|Nefrologia 2012;32(2):262-263 | Doi. 10.3265/Nefrologia.pre2011.Dec.11256|
|Rhabdomyolysis with acute renal failure secondary to taking methadone|
|Rabdomiólisis con fracaso renal agudo secundario a la toma de metadona|
|Enviado a Revisar: 25 Nov. 2011 | Aceptado el: 12 Dic. 2011 | En Publicación: 19 Mar. 2012|
|Francisco Valga-Amado, Tania R. Monzón-Vázquez, Fernando Hadad, Jaime Torrente-Sierra, Isabel Pérez-Flores, Alberto Barrientos-Guzmán|
|Sección de Nefrología. Hospital Clínico San Carlos. Madrid (Spain)|
|Correspondencia para Tania R. Monzón-Vázquez, Sección de Nefrología, Hospital Clínico San Carlos, Madrid, Spain|
Rhabdomyolysis is a disorder caused when damaged muscle releases toxic substances such as creatine kinase (CK) and myoglobin into the bloodstream. The main associated risk factors are alcoholism, lesions caused by compression, overexertion, heat intolerance, sunstroke, low phosphate levels, convulsions and drug use or overdose. Drugs commonly involved are cocaine, amphetamines, statins and heroin.
We present the case of a male patient aged 41 years who was transported to the emergency department due to reduced consciousness after falling at home. His medical history included hepatitis C, paranoid schizophrenia and habitual use of heroin. In the 72 hours prior to admission, he began to experience muscle weakness and widespread myalgia, which coincided with starting a methadone rehabilitation programme. In the 24 hours before admission, he also experienced headache, nausea, vomiting and a fever of 39.5ºC.

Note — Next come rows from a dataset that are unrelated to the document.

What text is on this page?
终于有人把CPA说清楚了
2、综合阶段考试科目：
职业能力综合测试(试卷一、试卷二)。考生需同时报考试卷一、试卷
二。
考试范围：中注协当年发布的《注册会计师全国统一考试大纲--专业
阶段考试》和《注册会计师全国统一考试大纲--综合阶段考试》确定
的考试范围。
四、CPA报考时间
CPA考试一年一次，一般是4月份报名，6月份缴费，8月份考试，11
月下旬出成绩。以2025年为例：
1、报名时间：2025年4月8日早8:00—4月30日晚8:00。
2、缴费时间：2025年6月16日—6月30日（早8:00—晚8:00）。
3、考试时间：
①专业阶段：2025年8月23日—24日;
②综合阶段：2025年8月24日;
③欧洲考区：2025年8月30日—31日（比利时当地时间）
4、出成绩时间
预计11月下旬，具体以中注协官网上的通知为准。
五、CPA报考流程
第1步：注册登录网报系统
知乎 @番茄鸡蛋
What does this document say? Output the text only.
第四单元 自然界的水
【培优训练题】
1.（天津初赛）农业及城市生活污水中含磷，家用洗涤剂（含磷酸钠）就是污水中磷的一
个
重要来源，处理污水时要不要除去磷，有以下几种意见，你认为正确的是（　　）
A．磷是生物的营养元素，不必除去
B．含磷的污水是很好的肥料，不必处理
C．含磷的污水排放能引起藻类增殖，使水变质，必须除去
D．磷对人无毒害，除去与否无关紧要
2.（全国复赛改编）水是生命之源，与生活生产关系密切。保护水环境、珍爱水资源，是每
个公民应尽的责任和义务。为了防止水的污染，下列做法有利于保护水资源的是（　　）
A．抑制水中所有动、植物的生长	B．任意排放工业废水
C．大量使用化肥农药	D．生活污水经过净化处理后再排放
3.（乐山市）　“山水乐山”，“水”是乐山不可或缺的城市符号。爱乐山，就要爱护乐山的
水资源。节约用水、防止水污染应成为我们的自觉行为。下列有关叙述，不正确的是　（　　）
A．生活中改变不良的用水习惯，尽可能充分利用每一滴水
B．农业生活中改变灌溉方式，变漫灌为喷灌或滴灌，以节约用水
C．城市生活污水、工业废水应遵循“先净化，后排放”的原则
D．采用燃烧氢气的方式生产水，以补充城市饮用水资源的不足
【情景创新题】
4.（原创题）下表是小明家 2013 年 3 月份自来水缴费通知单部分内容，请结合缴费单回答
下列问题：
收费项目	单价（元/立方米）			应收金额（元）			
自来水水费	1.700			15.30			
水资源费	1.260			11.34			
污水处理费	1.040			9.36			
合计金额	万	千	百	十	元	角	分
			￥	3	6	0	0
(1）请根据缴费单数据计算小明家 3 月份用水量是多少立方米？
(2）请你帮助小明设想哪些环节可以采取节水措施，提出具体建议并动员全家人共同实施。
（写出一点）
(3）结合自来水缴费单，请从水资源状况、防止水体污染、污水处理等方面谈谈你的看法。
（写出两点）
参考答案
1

Physical examination showed drowsiness, lack of awareness of surroundings, hypotension (70/30mm Hg), 72% baseline oxygen saturation and signs of mucocutaneous dehydration. The examination revealed no other significant abnormalities. The blood count and biochemical test results were as follows: pH 7.10; PCO2 23mm Hg; HCO3 16mEq/l; haemoglobin 15.5mg/dl; leukocytes 23×103/uL (88% neutrophils); C-reactive protein (CRP) 10mg/dl; creatinine 2.88mg/dl; potassium 6.6mEq/l; alanine aminotransferase 160IU/l; aspartate aminotransferase 523IU/l; phosphorus 7.0mg/dl; CPK 86 000IU/l. Neurological disorders were ruled out by a cranial CT and lumbar puncture. In subsequent hours, renal function deteriorated until serum creatinine reached 11.4mg/dl. Volume replacement therapy was initiated, which resulted in significant positive balances and urine production; renal function improved continuously over the following days. Haemodialysis was not required. Upon discharge, the patient’s creatinine level was 2.1mg/dl, but he was lost to follow-up.
Acute renal failure is the most severe complication of rhabdomyolysis, whose prognosis depends on the degree to which renal function is compromised. It often presents with high CPK levels, hypercalcaemia, hyperphosphataemia and high anion gap metabolic acidosis. Our patient experienced all of these disorders. “Hard” drugs such as heroin and cocaine are classically associated with rhabdomyolysis. It is widely demonstrated that narcotics lead to rhabdomyolysis, which causes acute renal failure due to tubular obstruction arising when myoglobin leaks into the kidney.1
Mechanisms associated with the development of rhabdomyolysis in cases of drug abuse are decreased level of consciousness, coma or prolonged immobilisation being the main cause. Prolonged compression of muscles leads to ischaemia, which in turn triggers rhabdomyolysis. On the other hand, the direct manner in which methadone leads to rhabdomyolysis seems to arise from an increase in the muscle's demand for oxygen, which augments the state of muscle ischaemia.1,2
Most of the cases described are associated with abuse of multiple substances, such as heroin, cocaine, benzodiazepines or alcohol.3,4 However, our case is an interesting one, since few articles describe rhabdomyolysis and acute renal failure caused by methadone abuse.1,5
Conflicts of interest
The authors affirm that they have no conflicts of interest related to the content of this article.